Knowing there would be a lot of discussion about the incident in the dressing room, I went backstage at intermission, dragging my date along with me. The actress playing Martha was a solid performer. She already had a long, successful acting career by that point, but she was quite shaken when she got offstage. She didn’t feel comfortable finishing the play with the two boozing patrons a few feet away from the stage. I knew the guys were probably harmless, but to be fair, Martha probably didn’t. And who needs to perform an Edward Albee play with a couple of parrots?

Back in the lobby, I saw the house manager and stage manager talking to the young guys. The men were obviously boyfriends and explained that they were big fans of the movie Who’s Afraid of Virginia Woolf and watched it on their VCR all the time. They confessed that they had never been to a live play and were quite excited. Yet, they assumed our stage was like a movie theater or a stadium and it was acceptable to drink and talk in the auditorium.

“It’s like the gay Super Bowl,” one of them said with a tipsy slur. “It just wouldn’t feel right to watch George and Martha without liquor.”

I understood where the guys were coming from: the play is a game of offense and defense and Martha’s quite the quarterback. These two enthusiastic players were just as good as Elizabeth Taylor and Richard Burton.
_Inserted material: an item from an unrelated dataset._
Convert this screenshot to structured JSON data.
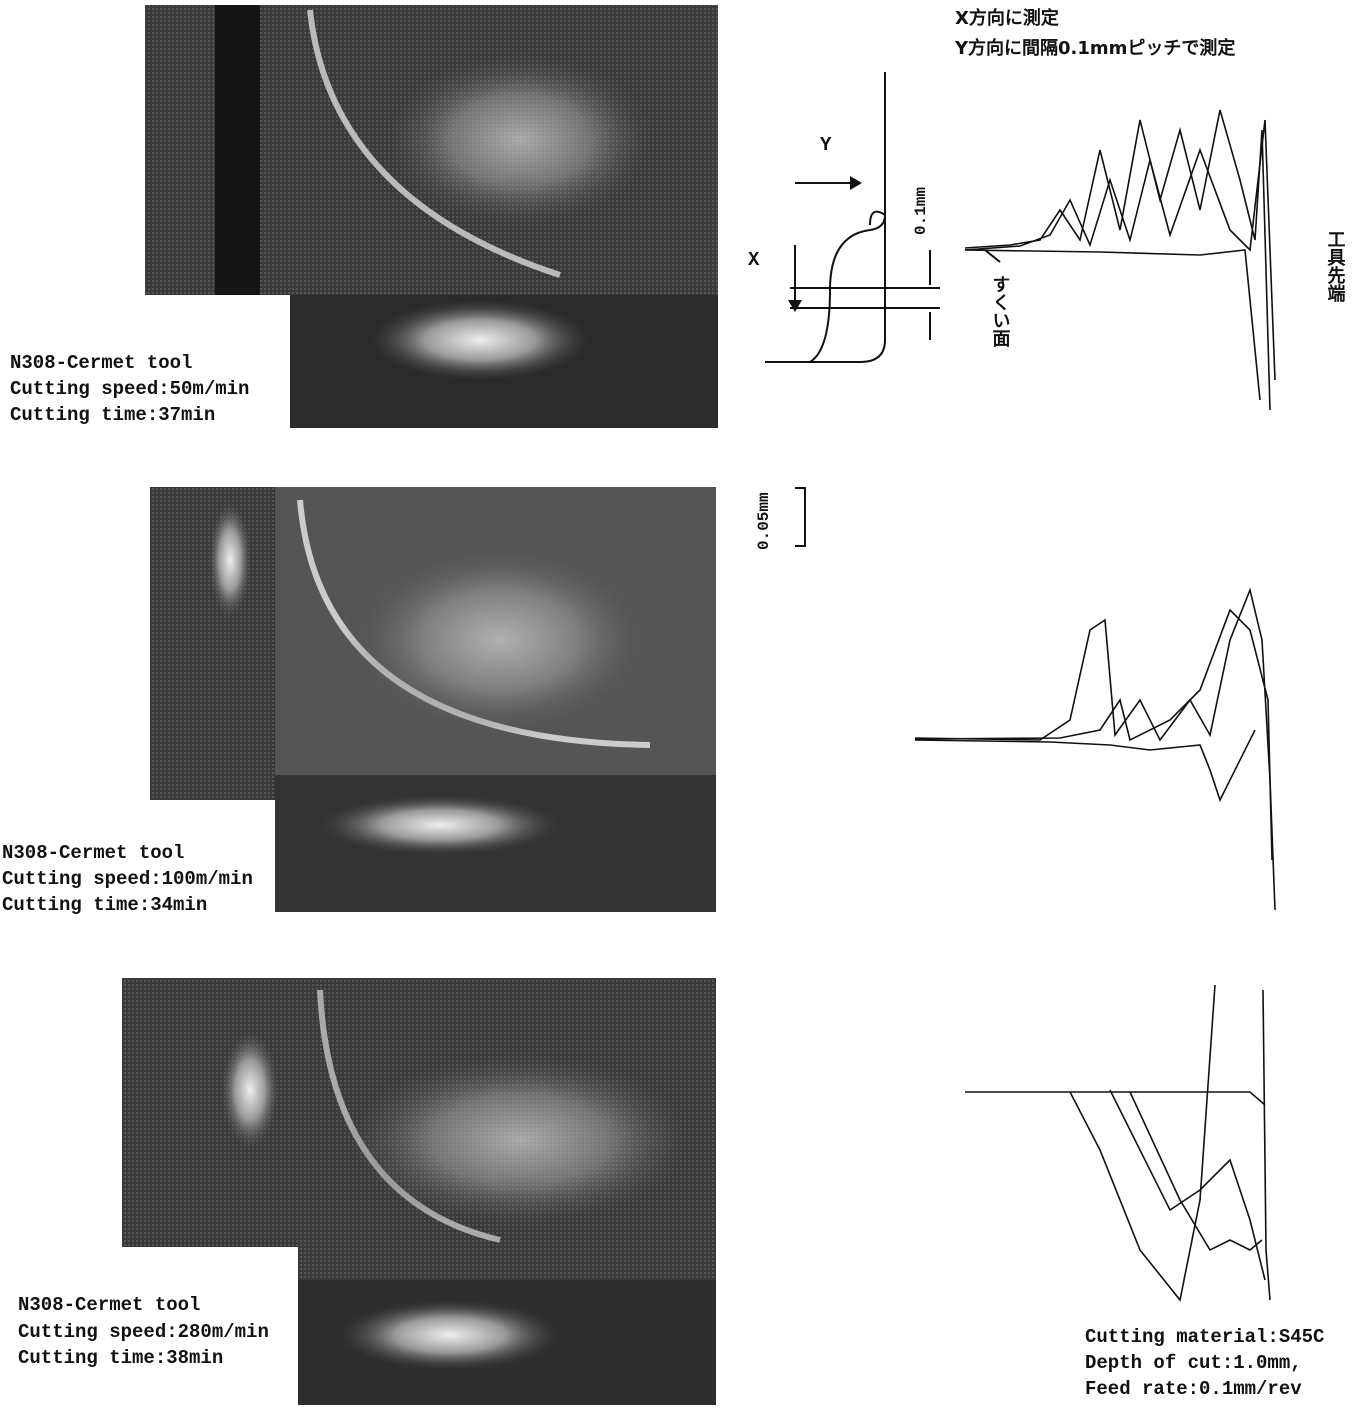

My date was had a sour look on his face. He pulled me close and whispered to me as the intermission chimes rang, “Why are the characters in this play so mean to each other?” He obviously didn’t get that Albee’s masterpiece was iconic in our gay culture. I got the feeling he was expecting an evening of Neil Simon (strike two against my handsome date).

The super-fans surrendered their beer without incident and were reseated behind us in the back of the theater for the rest of the play. They were told to be quiet or they would be asked to leave. The rest of the performance went off without a hitch, but by curtain call my date had turned white as a ghost.

“Was that supposed to be enjoyable,” he said of the play stark and shrill tone (strike three, Handsome).

Mr. Handsome bailed on me quickly after the show with a timid goodbye kiss. I knew I would never see him again and I didn’t care.

It was good to get back to work the next day …right where I belonged. I caught myself saying Martha’s lines along with the monitor in my office.

“What a dump?’ What’s that from?”

Dennis Milam Bensie is a writer and, for thirty years, has made his living as a dresser in professional theatre all over the United States. Short stories and poetry by Dennis have been featured in numerous publications and his essays have been seen in The Huffington Post, Boys on the Brink, and The Good Men Project. He has three books published by Coffeetown Press. This essay is part of a series for Queen Mob's Teahouse on his experience working backstage.